En 1999, la France était déjà championne du Monde et moi je découvrais les joies des nocturnes en cybercafé, assez jeune à l’époque, mais désireux de progresser rapidement sur un jeu en particulier, Counter-Strike. Un « FPS » au sein duquel deux équipes de cinq joueurs s’affrontent. Au début, j’ai pris ça comme un simple passe-temps pour me divertir, il y avait GoldenEye, FF7, PES et désormais celui qu’on appellera « CS », probablement le jeu le plus populaire de sa catégorie. Après quelques années à jouer avec mes amis, j’ai décidé de découvrir un nouvel aspect de ce jeu : la compétition, la vraie. Celle qui vous permet de jouer sous pression et de tester vos limites.

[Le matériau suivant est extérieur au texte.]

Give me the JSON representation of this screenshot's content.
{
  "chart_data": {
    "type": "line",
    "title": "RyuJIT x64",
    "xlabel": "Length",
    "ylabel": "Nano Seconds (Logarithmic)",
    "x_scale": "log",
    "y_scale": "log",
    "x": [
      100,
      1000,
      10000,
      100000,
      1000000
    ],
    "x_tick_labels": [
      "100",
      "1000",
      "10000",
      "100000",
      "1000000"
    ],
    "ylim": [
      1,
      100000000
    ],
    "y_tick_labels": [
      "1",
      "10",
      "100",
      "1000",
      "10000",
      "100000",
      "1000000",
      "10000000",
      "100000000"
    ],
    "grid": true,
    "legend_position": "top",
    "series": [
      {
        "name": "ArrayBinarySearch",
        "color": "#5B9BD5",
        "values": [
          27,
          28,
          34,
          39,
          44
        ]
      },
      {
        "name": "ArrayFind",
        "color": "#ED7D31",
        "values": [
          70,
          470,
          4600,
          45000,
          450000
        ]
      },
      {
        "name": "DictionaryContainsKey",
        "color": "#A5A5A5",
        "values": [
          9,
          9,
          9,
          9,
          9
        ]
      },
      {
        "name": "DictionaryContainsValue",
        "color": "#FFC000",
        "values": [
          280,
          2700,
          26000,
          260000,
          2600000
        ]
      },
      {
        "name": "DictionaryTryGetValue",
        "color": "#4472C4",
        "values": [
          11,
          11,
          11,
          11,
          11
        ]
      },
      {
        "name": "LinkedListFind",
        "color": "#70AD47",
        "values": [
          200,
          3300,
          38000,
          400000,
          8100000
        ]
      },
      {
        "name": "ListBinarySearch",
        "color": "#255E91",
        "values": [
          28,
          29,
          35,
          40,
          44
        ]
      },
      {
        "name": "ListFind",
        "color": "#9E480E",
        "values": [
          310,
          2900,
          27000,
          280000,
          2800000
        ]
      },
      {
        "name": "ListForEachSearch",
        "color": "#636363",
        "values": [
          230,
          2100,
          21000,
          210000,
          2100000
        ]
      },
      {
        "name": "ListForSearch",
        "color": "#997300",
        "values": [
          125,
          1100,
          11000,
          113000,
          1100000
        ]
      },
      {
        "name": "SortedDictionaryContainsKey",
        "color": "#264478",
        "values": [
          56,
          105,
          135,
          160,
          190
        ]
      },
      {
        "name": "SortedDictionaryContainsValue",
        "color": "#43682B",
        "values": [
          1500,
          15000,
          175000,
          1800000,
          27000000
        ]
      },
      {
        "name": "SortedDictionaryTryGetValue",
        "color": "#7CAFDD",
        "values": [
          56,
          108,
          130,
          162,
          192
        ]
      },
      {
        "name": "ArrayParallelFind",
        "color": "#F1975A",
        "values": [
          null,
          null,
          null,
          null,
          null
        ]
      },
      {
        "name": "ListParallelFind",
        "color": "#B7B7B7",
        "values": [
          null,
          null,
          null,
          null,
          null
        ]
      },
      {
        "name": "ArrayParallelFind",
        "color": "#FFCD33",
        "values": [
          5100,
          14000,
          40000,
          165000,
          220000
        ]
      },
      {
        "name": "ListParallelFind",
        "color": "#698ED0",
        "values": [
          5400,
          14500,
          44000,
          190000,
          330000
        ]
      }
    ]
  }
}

Je jouais aussi au foot en club à l’époque à bon niveau. Ce que j’apprenais d’un côté me servait de l’autre, aussi surprenant que cela puisse paraître. Avec le temps, j’ai compris que tout était lié. On ne peut pas appréhender un système en négligeant sa globalité.

En jouant à mon FPS, je devenais donc plus réactif sur le terrain et ma perception visuelle s’améliorait. Je jouais au poste de latéral et j’avais le sentiment de mieux appréhender la position de mes coéquipiers dans la surface, plutôt utile lorsqu’on vous demande de délivrer des centres. Quelques années plus tard, j’ai découvert plusieurs études me confirmant que cette sensation n’était pas erronée mais bel et bien réelle. « Lorsque les joueurs de FPS doivent chercher une cible, ils se fatiguent moins vite que la normale et se laissent moins distraire par d’autres objets ; ils réagissent plus vite et parviennent aussi plus rapidement à recentrer leur attention à la recherche d’une nouvelle cible », détaillait l’équipe de recherche de Daphné Bavelier dans les colonnes de La Recherche en 2012. Non, je n’étais pas fou. « Le foot, c’est un jeu de gamins, un jeu de perception visuelle, rien d’autre », expliquait récemment Coco Suaudeau, célèbre entraîneur du FC Nantes. J’avais même raison…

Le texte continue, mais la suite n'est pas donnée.